In a study published November 11 in the Journal of Vertebrate Paleontology, Archer and his colleagues describe the oldest known crocodile eggshells discovered in Australia. They belonged to mekosuchine crocodiles—an extinct group of crocs that inhabited the continent’s inland waters 55 million years ago.

Some mekosuchines seem to have been at least semi-arboreal, “like a leopard croc, jumping on top of you from the trees, not leaping up from river systems,” Archer tells the Canberra Times’ Lloyd Jones.

The fossilized eggshells probably didn’t belong to a drop croc, but an earlier relative, per the Australian Broadcasting Corporation. Namely, the fragments may have come from species of Kambara—an especially old genus of mekosuchines, Michael Stein, a paleoecologist at UNSW and co-author of the study, writes for the Conversation. Kambara species could grow to over six feet long and likely ate fish and softshell turtles, he adds.

Researchers unearthed the eggshells in a rancher’s backyard in the small Queensland town of Murgon—one of the oldest fossil sites in Australia. The fragments are now shedding light on the crocs’ reproduction, adaptation and environment.

People excavating fossils from a clay pit
The fossil site at Murgon Mina Bassarova

“They preserve microstructural and geochemical signals that tell us not only what kinds of animals laid them, but also where they nested and how they bred,” Xavier Panadès I Blas, lead author of the study and a researcher at the Catalan Institute of Paleontology Miquel Crusafont, says in a UNSW statement.

The shells’ microstructure indicates that the crocs laid their eggs on the edge of a lake and that they were adapting their reproductive strategies to a changing environment. The remains also feature little evidence of bacterial degradation, Stein writes for the Conversation, suggesting that the nest may have gone through dry periods because of the fleeting nature of forest-lined wetlands surrounding Murgon.

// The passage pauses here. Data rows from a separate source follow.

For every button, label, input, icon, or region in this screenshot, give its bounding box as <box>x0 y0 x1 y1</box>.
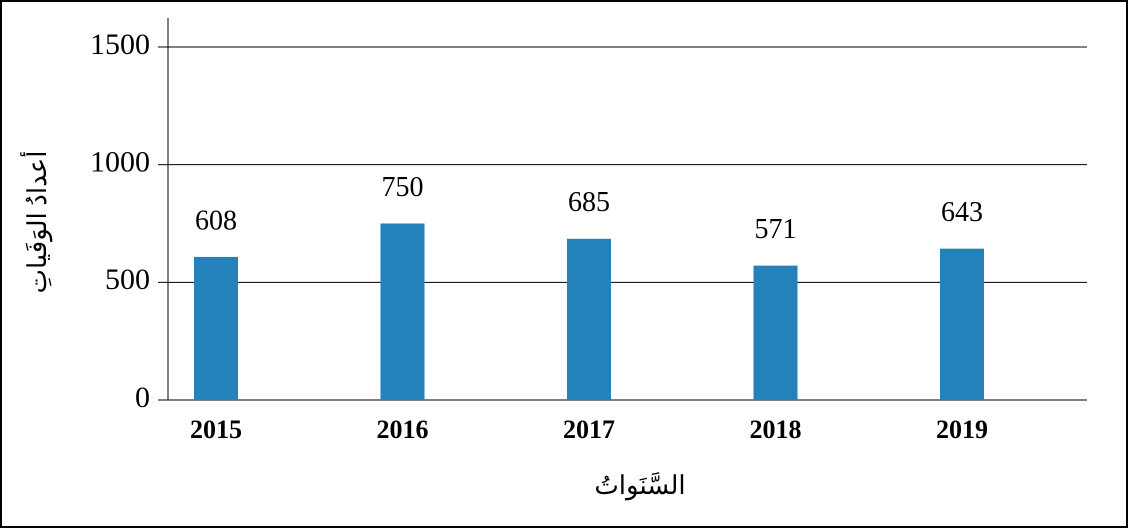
value-label: 643 <box>941 197 983 228</box>
value-label: 750 <box>382 172 424 203</box>
value-label: 685 <box>568 187 610 218</box>
x-tick-label: 2018 <box>750 415 802 444</box>
x-tick-label: 2016 <box>377 415 429 444</box>
bar <box>940 248 984 400</box>
x-tick-label: 2019 <box>936 415 988 444</box>
x-tick-label: 2017 <box>563 415 615 444</box>
value-label: 571 <box>755 214 797 245</box>
y-axis-title: أعدادُ الوَفَياتِ <box>19 151 53 294</box>
bar <box>194 256 238 400</box>
y-tick-label: 1000 <box>90 146 150 179</box>
y-tick-label: 500 <box>105 263 150 296</box>
value-label: 608 <box>195 205 237 236</box>
x-tick-label: 2015 <box>190 415 242 444</box>
bar <box>380 223 425 400</box>
x-axis-title: السَّنَواتُ <box>594 471 685 501</box>
bar <box>567 238 611 400</box>
bar <box>753 265 798 400</box>
y-tick-label: 0 <box>135 381 150 414</box>
y-tick-label: 1500 <box>90 28 150 61</box>
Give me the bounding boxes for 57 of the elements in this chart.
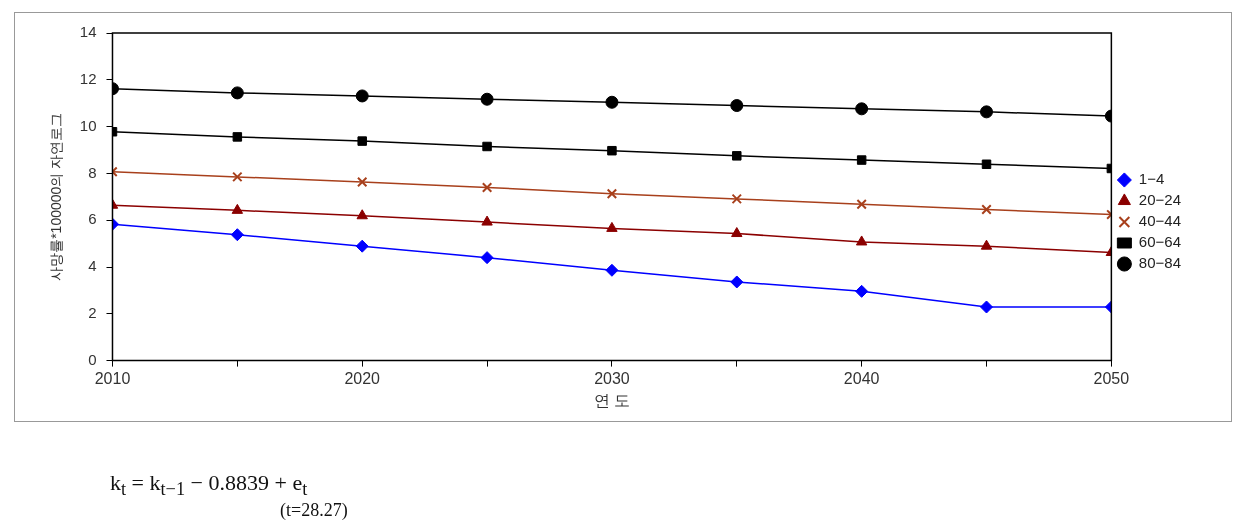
x-tick-label: 2050 <box>1093 369 1130 387</box>
legend-label: 40−44 <box>1138 212 1182 230</box>
point <box>606 221 618 232</box>
y-tick-label: 12 <box>79 69 97 87</box>
x-tick-label: 2020 <box>344 369 381 387</box>
point <box>356 176 368 188</box>
x-tick-label: 2030 <box>594 369 630 387</box>
point <box>730 275 744 289</box>
text: k$_{t}$ = k$_{t−1}$ − 0.8839 + e$_{t}$ <box>110 470 309 501</box>
y-tick-label: 4 <box>88 257 97 275</box>
point <box>980 239 993 250</box>
point <box>855 102 869 116</box>
point <box>482 141 492 152</box>
point <box>731 227 743 238</box>
point <box>230 228 244 242</box>
point <box>356 209 368 220</box>
point <box>230 86 244 100</box>
y-tick-label: 0 <box>88 350 97 368</box>
point <box>480 251 494 265</box>
point <box>732 151 742 161</box>
point <box>481 215 493 226</box>
y-tick-label: 10 <box>79 116 97 134</box>
point <box>607 145 617 156</box>
x-tick-label: 2010 <box>94 369 131 387</box>
legend-label: 80−84 <box>1138 254 1182 272</box>
y-tick-label: 8 <box>88 163 97 181</box>
y-axis-title: 사망률*100000의 자연로그 <box>48 112 65 281</box>
point <box>606 188 618 199</box>
x-axis-title: 연 도 <box>593 391 631 409</box>
point <box>605 95 619 109</box>
y-tick-label: 14 <box>79 23 97 41</box>
point <box>480 92 494 106</box>
point <box>232 171 243 183</box>
point <box>856 199 867 210</box>
y-tick-label: 2 <box>88 303 97 321</box>
point <box>731 193 743 205</box>
legend-label: 20−24 <box>1138 191 1182 209</box>
point <box>981 204 992 215</box>
point <box>981 159 992 170</box>
point <box>980 300 994 314</box>
legend-label: 1−4 <box>1138 170 1165 188</box>
point <box>605 263 619 277</box>
point <box>355 89 369 103</box>
point <box>481 182 493 193</box>
point <box>980 105 994 119</box>
point <box>856 155 867 165</box>
point <box>730 99 744 113</box>
point <box>855 284 869 298</box>
text: (t=28.27) <box>280 500 348 522</box>
point <box>357 136 367 146</box>
point <box>231 203 244 214</box>
legend-label: 60−64 <box>1138 233 1182 251</box>
x-tick-label: 2040 <box>843 369 880 387</box>
point <box>855 235 868 246</box>
point <box>355 239 369 253</box>
point <box>232 132 243 142</box>
y-tick-label: 6 <box>88 210 97 228</box>
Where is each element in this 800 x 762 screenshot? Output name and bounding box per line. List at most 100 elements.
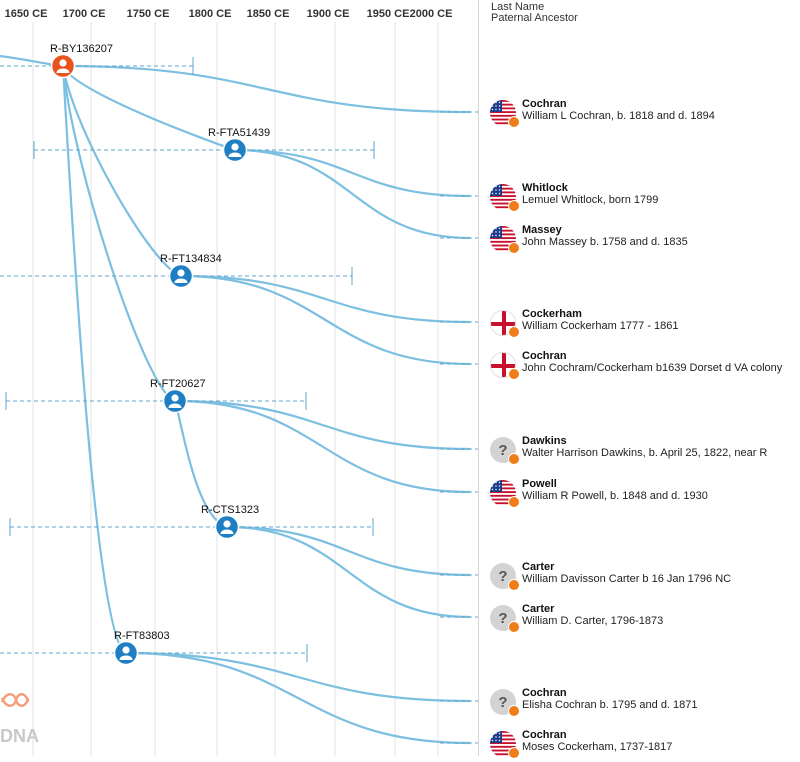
svg-text:?: ? xyxy=(498,442,507,459)
paternal-ancestor-label: Elisha Cochran b. 1795 and d. 1871 xyxy=(522,699,698,711)
branch-line xyxy=(180,274,471,324)
surname-label: Whitlock xyxy=(522,182,568,194)
status-dot-icon xyxy=(508,453,520,465)
haplogroup-node[interactable] xyxy=(113,640,139,666)
svg-text:?: ? xyxy=(498,610,507,627)
status-dot-icon xyxy=(508,496,520,508)
surname-label: Dawkins xyxy=(522,435,567,447)
lineage-row[interactable]: Powell William R Powell, b. 1848 and d. 1… xyxy=(488,477,798,511)
paternal-ancestor-label: John Massey b. 1758 and d. 1835 xyxy=(522,236,688,248)
status-dot-icon xyxy=(508,326,520,338)
haplogroup-node[interactable] xyxy=(168,263,194,289)
lineage-row[interactable]: ? Carter William Davisson Carter b 16 Jan … xyxy=(488,560,798,594)
surname-label: Carter xyxy=(522,561,555,573)
branch-line xyxy=(61,65,127,655)
branch-line xyxy=(226,525,471,619)
status-dot-icon xyxy=(508,621,520,633)
axis-tick-label: 2000 CE xyxy=(410,8,453,20)
us-flag-icon xyxy=(490,731,516,757)
axis-tick-label: 1700 CE xyxy=(63,8,106,20)
lineage-row[interactable]: ? Cochran Elisha Cochran b. 1795 and d. 18… xyxy=(488,686,798,720)
haplogroup-label[interactable]: R-BY136207 xyxy=(50,43,113,55)
lineage-row[interactable]: Whitlock Lemuel Whitlock, born 1799 xyxy=(488,181,798,215)
lineage-row[interactable]: ? Carter William D. Carter, 1796-1873 xyxy=(488,602,798,636)
person-head-icon xyxy=(171,394,179,402)
surname-label: Cochran xyxy=(522,687,567,699)
surname-label: Powell xyxy=(522,478,557,490)
lineage-row[interactable]: ? Dawkins Walter Harrison Dawkins, b. Apri… xyxy=(488,434,798,468)
person-head-icon xyxy=(223,520,231,528)
person-body-icon xyxy=(228,152,242,157)
paternal-ancestor-label: Walter Harrison Dawkins, b. April 25, 18… xyxy=(522,447,768,459)
paternal-ancestor-label: William Cockerham 1777 - 1861 xyxy=(522,320,679,332)
axis-tick-label: 1750 CE xyxy=(127,8,170,20)
status-dot-icon xyxy=(508,705,520,717)
branch-line xyxy=(125,651,471,745)
paternal-ancestor-label: Moses Cockerham, 1737-1817 xyxy=(522,741,673,753)
branch-line xyxy=(234,148,471,198)
surname-label: Cochran xyxy=(522,729,567,741)
surname-label: Cochran xyxy=(522,350,567,362)
branch-line xyxy=(61,65,182,278)
svg-text:?: ? xyxy=(498,694,507,711)
unknown-origin-icon: ? xyxy=(490,689,516,715)
paternal-ancestor-label: William Davisson Carter b 16 Jan 1796 NC xyxy=(522,573,732,585)
paternal-ancestor-header: Paternal Ancestor xyxy=(491,12,578,24)
axis-tick-label: 1800 CE xyxy=(189,8,232,20)
us-flag-icon xyxy=(490,184,516,210)
haplogroup-node[interactable] xyxy=(162,388,188,414)
surname-label: Massey xyxy=(522,224,562,236)
person-head-icon xyxy=(59,59,67,67)
lineage-row[interactable]: Cochran John Cochram/Cockerham b1639 Dors… xyxy=(488,349,798,383)
branch-line xyxy=(125,651,471,703)
haplogroup-label[interactable]: R-FTA51439 xyxy=(208,127,270,139)
svg-text:?: ? xyxy=(498,568,507,585)
haplogroup-label[interactable]: R-FT20627 xyxy=(150,378,206,390)
status-dot-icon xyxy=(508,242,520,254)
england-flag-icon xyxy=(490,352,516,378)
panel-divider xyxy=(478,0,479,756)
surname-label: Carter xyxy=(522,603,555,615)
branch-line xyxy=(226,525,471,577)
knot-logo-icon xyxy=(0,693,30,707)
lineage-row[interactable]: Cockerham William Cockerham 1777 - 1861 xyxy=(488,307,798,341)
haplogroup-label[interactable]: R-FT83803 xyxy=(114,630,170,642)
branch-line xyxy=(180,274,471,366)
person-body-icon xyxy=(174,278,188,283)
status-dot-icon xyxy=(508,747,520,759)
haplogroup-node[interactable] xyxy=(214,514,240,540)
column-header: Last Name Paternal Ancestor xyxy=(491,2,578,24)
haplogroup-label[interactable]: R-FT134834 xyxy=(160,253,222,265)
lineage-row[interactable]: Massey John Massey b. 1758 and d. 1835 xyxy=(488,223,798,257)
person-head-icon xyxy=(122,646,130,654)
branch-line xyxy=(174,399,471,451)
axis-tick-label: 1900 CE xyxy=(307,8,350,20)
status-dot-icon xyxy=(508,579,520,591)
lineage-row[interactable]: Cochran Moses Cockerham, 1737-1817 xyxy=(488,728,798,762)
lineage-row[interactable]: Cochran William L Cochran, b. 1818 and d.… xyxy=(488,97,798,131)
haplogroup-node[interactable] xyxy=(222,137,248,163)
status-dot-icon xyxy=(508,200,520,212)
person-body-icon xyxy=(119,655,133,660)
paternal-ancestor-label: William L Cochran, b. 1818 and d. 1894 xyxy=(522,110,715,122)
axis-tick-label: 1950 CE xyxy=(367,8,410,20)
branch-line xyxy=(174,399,471,494)
branch-line xyxy=(61,65,176,403)
paternal-ancestor-label: Lemuel Whitlock, born 1799 xyxy=(522,194,659,206)
us-flag-icon xyxy=(490,480,516,506)
paternal-ancestor-label: William D. Carter, 1796-1873 xyxy=(522,615,664,627)
paternal-ancestor-label: John Cochram/Cockerham b1639 Dorset d VA… xyxy=(522,362,783,374)
person-head-icon xyxy=(231,143,239,151)
haplogroup-node[interactable] xyxy=(50,53,76,79)
surname-label: Cockerham xyxy=(522,308,582,320)
surname-label: Cochran xyxy=(522,98,567,110)
brand-watermark: DNA xyxy=(0,726,39,746)
haplogroup-label[interactable]: R-CTS1323 xyxy=(201,504,259,516)
tree-canvas: 1650 CE 1700 CE 1750 CE 1800 CE 1850 CE 1900 … xyxy=(0,8,478,756)
us-flag-icon xyxy=(490,100,516,126)
status-dot-icon xyxy=(508,368,520,380)
axis-tick-label: 1650 CE xyxy=(5,8,48,20)
paternal-ancestor-label: William R Powell, b. 1848 and d. 1930 xyxy=(522,490,708,502)
person-body-icon xyxy=(220,529,234,534)
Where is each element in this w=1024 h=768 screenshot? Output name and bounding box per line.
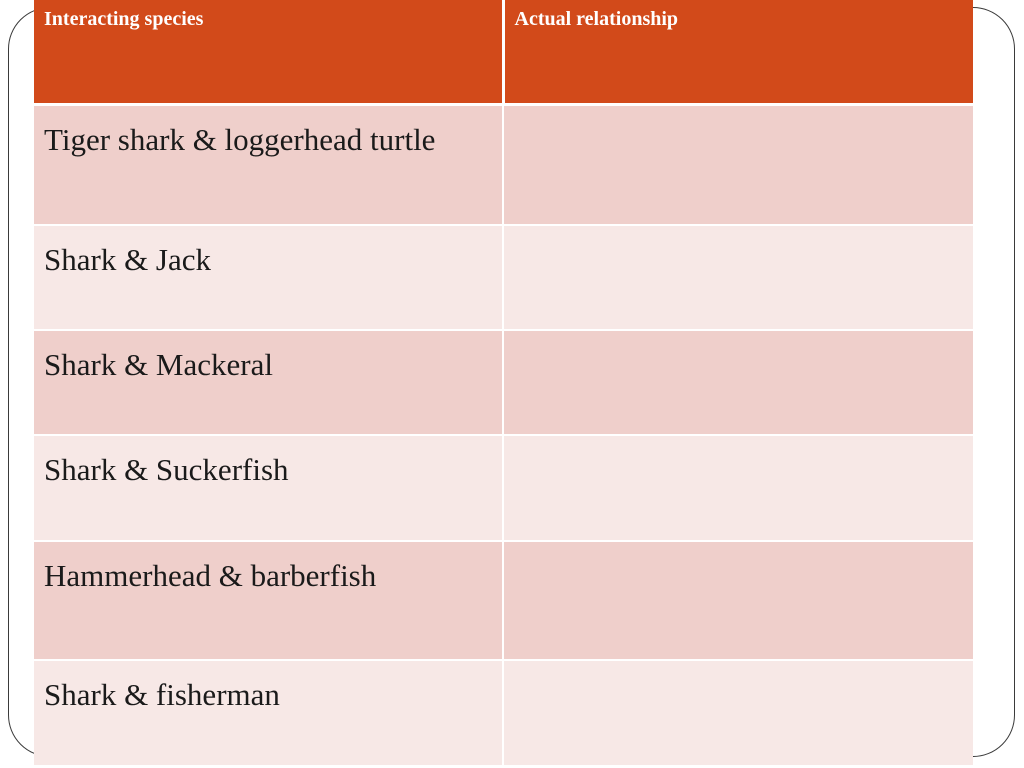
table-row: Shark & fisherman <box>34 660 973 767</box>
relationship-table: Interacting species Actual relationship … <box>34 0 973 767</box>
table-row: Shark & Jack <box>34 225 973 331</box>
relationship-cell <box>503 660 973 767</box>
relationship-cell <box>503 541 973 661</box>
species-cell: Shark & fisherman <box>34 660 504 767</box>
species-cell: Shark & Suckerfish <box>34 435 504 542</box>
relationship-cell <box>503 104 973 226</box>
species-cell: Shark & Mackeral <box>34 330 504 436</box>
relationship-cell <box>503 330 973 436</box>
table-row: Tiger shark & loggerhead turtle <box>34 104 973 226</box>
table-header-row: Interacting species Actual relationship <box>34 0 973 106</box>
species-cell: Shark & Jack <box>34 225 504 331</box>
header-interacting-species: Interacting species <box>34 0 505 106</box>
relationship-cell <box>503 225 973 331</box>
header-actual-relationship: Actual relationship <box>503 0 973 106</box>
table-row: Hammerhead & barberfish <box>34 541 973 661</box>
species-cell: Tiger shark & loggerhead turtle <box>34 104 504 226</box>
relationship-cell <box>503 435 973 542</box>
table-row: Shark & Suckerfish <box>34 435 973 542</box>
table-row: Shark & Mackeral <box>34 330 973 436</box>
species-cell: Hammerhead & barberfish <box>34 541 504 661</box>
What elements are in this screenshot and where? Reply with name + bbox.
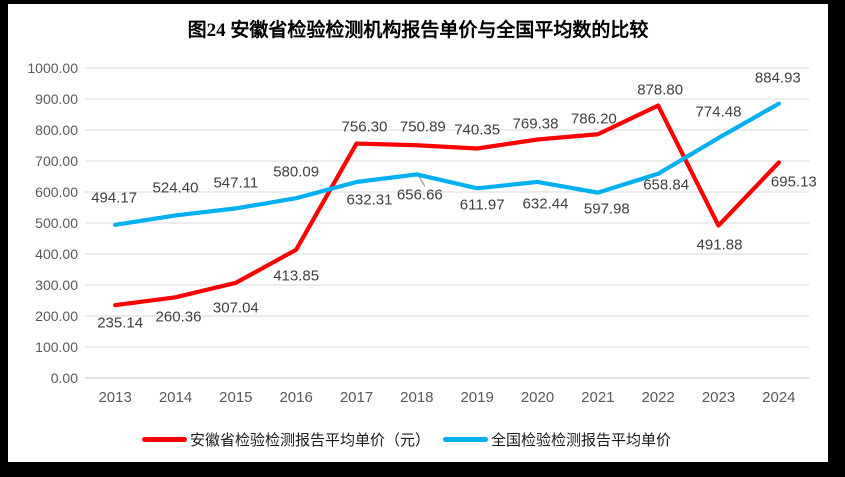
series-line-national xyxy=(113,101,781,227)
legend-swatch-national-line xyxy=(443,436,489,442)
legend-swatch-anhui-line xyxy=(142,436,187,442)
chart-title: 图24 安徽省检验检测机构报告单价与全国平均数的比较 xyxy=(187,20,649,41)
legend-label-national: 全国检验检测报告平均单价 xyxy=(491,431,672,449)
legend: 安徽省检验检测报告平均单价（元） 全国检验检测报告平均单价 xyxy=(142,430,672,449)
legend-label-anhui: 安徽省检验检测报告平均单价（元） xyxy=(190,431,431,449)
series-line-anhui xyxy=(113,103,781,308)
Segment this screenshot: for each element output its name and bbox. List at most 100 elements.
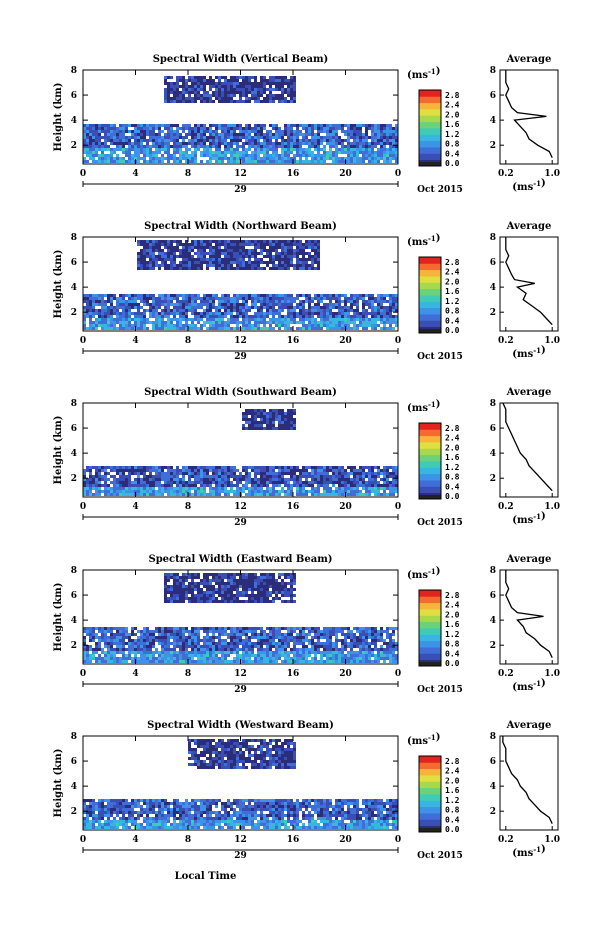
colorbar-segment: [419, 269, 441, 277]
heat-cell: [182, 475, 185, 478]
heat-cell: [233, 82, 236, 85]
heat-cell: [188, 154, 191, 157]
heat-cell: [143, 148, 146, 151]
heat-cell: [134, 642, 137, 645]
heat-cell: [263, 133, 266, 136]
heat-cell: [302, 243, 305, 246]
heat-cell: [365, 133, 368, 136]
heat-cell: [323, 484, 326, 487]
heat-cell: [341, 142, 344, 145]
heat-cell: [188, 139, 191, 142]
heat-cell: [290, 246, 293, 249]
heat-cell: [317, 145, 320, 148]
colorbar-segment: [419, 282, 441, 290]
heat-cell: [320, 318, 323, 321]
heat-cell: [218, 478, 221, 481]
heat-cell: [353, 145, 356, 148]
heat-cell: [263, 151, 266, 154]
heat-cell: [395, 321, 398, 324]
heat-cell: [128, 478, 131, 481]
heat-cell: [146, 240, 149, 243]
heat-cell: [317, 258, 320, 261]
heat-cell: [248, 297, 251, 300]
heat-cell: [290, 490, 293, 493]
heat-cell: [164, 576, 167, 579]
heat-cell: [158, 133, 161, 136]
heat-cell: [86, 481, 89, 484]
heat-cell: [386, 130, 389, 133]
heat-cell: [209, 297, 212, 300]
heat-cell: [98, 636, 101, 639]
heat-cell: [266, 136, 269, 139]
heat-cell: [272, 321, 275, 324]
heat-cell: [281, 475, 284, 478]
heat-cell: [104, 300, 107, 303]
average-profile-line: [505, 237, 553, 326]
heat-cell: [98, 660, 101, 663]
heat-cell: [293, 312, 296, 315]
heat-cell: [173, 660, 176, 663]
heat-cell: [227, 478, 230, 481]
heat-cell: [269, 142, 272, 145]
heat-cell: [128, 318, 131, 321]
heat-cell: [122, 642, 125, 645]
average-frame: [499, 402, 559, 498]
x-tick-label: 12: [234, 502, 247, 512]
colorbar-segment: [419, 486, 441, 494]
heat-cell: [272, 243, 275, 246]
heat-cell: [251, 154, 254, 157]
heat-cell: [185, 636, 188, 639]
heat-cell: [206, 466, 209, 469]
heat-cell: [266, 493, 269, 496]
heat-cell: [275, 255, 278, 258]
heat-cell: [332, 478, 335, 481]
heat-cell: [200, 94, 203, 97]
heat-cell: [260, 136, 263, 139]
heat-cell: [242, 255, 245, 258]
heat-cell: [239, 145, 242, 148]
heat-cell: [359, 148, 362, 151]
heat-cell: [278, 145, 281, 148]
heat-cell: [95, 142, 98, 145]
heat-cell: [266, 312, 269, 315]
heat-cell: [194, 466, 197, 469]
heat-cell: [146, 639, 149, 642]
heat-cell: [194, 85, 197, 88]
heat-cell: [341, 300, 344, 303]
heat-cell: [365, 303, 368, 306]
heat-cell: [83, 472, 86, 475]
heat-cell: [251, 91, 254, 94]
heat-cell: [134, 627, 137, 630]
heat-cell: [152, 142, 155, 145]
heat-cell: [350, 124, 353, 127]
heat-cell: [224, 240, 227, 243]
heat-cell: [299, 300, 302, 303]
heat-cell: [260, 100, 263, 103]
heat-cell: [278, 303, 281, 306]
heat-cell: [158, 630, 161, 633]
heat-cell: [263, 100, 266, 103]
heat-cell: [368, 472, 371, 475]
heat-cell: [236, 139, 239, 142]
heat-cell: [215, 294, 218, 297]
heat-cell: [269, 424, 272, 427]
heat-cell: [251, 306, 254, 309]
heat-cell: [173, 240, 176, 243]
heat-cell: [215, 267, 218, 270]
heat-cell: [191, 573, 194, 576]
heat-cell: [191, 579, 194, 582]
heat-cell: [185, 246, 188, 249]
heat-cell: [290, 142, 293, 145]
heat-cell: [353, 160, 356, 163]
heat-cell: [236, 142, 239, 145]
heat-cell: [269, 88, 272, 91]
heat-cell: [263, 409, 266, 412]
heat-cell: [161, 249, 164, 252]
heat-cell: [140, 255, 143, 258]
heat-cell: [248, 481, 251, 484]
heat-cell: [146, 636, 149, 639]
heat-cell: [350, 294, 353, 297]
heat-cell: [113, 133, 116, 136]
heat-cell: [221, 324, 224, 327]
heat-cell: [368, 318, 371, 321]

“We're quite convinced we're talking about a kind of a temporary, shallow, freshwater lake in which these crocodiles came in, perhaps only once a year, to a crocodile, you know, egg-laying fest,” Archer tells the Australian Broadcasting Corporation. They “probably retreated after that back into the forest to gobble up animals that didn't expect to be eaten by crocodiles in the middle of the forest.”

Mekosuchine crocs might have eventually lost a significant portion of their inland habitat to spreading dryland, forcing them to retreat to diminishing waterways, where competition for food was fierce. Nevertheless, they highlight that especially ancient crocodiles “did a lot more than they do in modern ecosystems,” Matthew McCurry, a vertebrate paleontologist at the Australian Museum who did not participate in the study, tells the Guardian’s Donna Lu. Australia’s modern crocs arrived just 3.8 million years ago.

Ultimately, the study provides a window into the ecosystem of Australia tens of millions of years ago, back when the island continent was still attached to South America and Antarctica.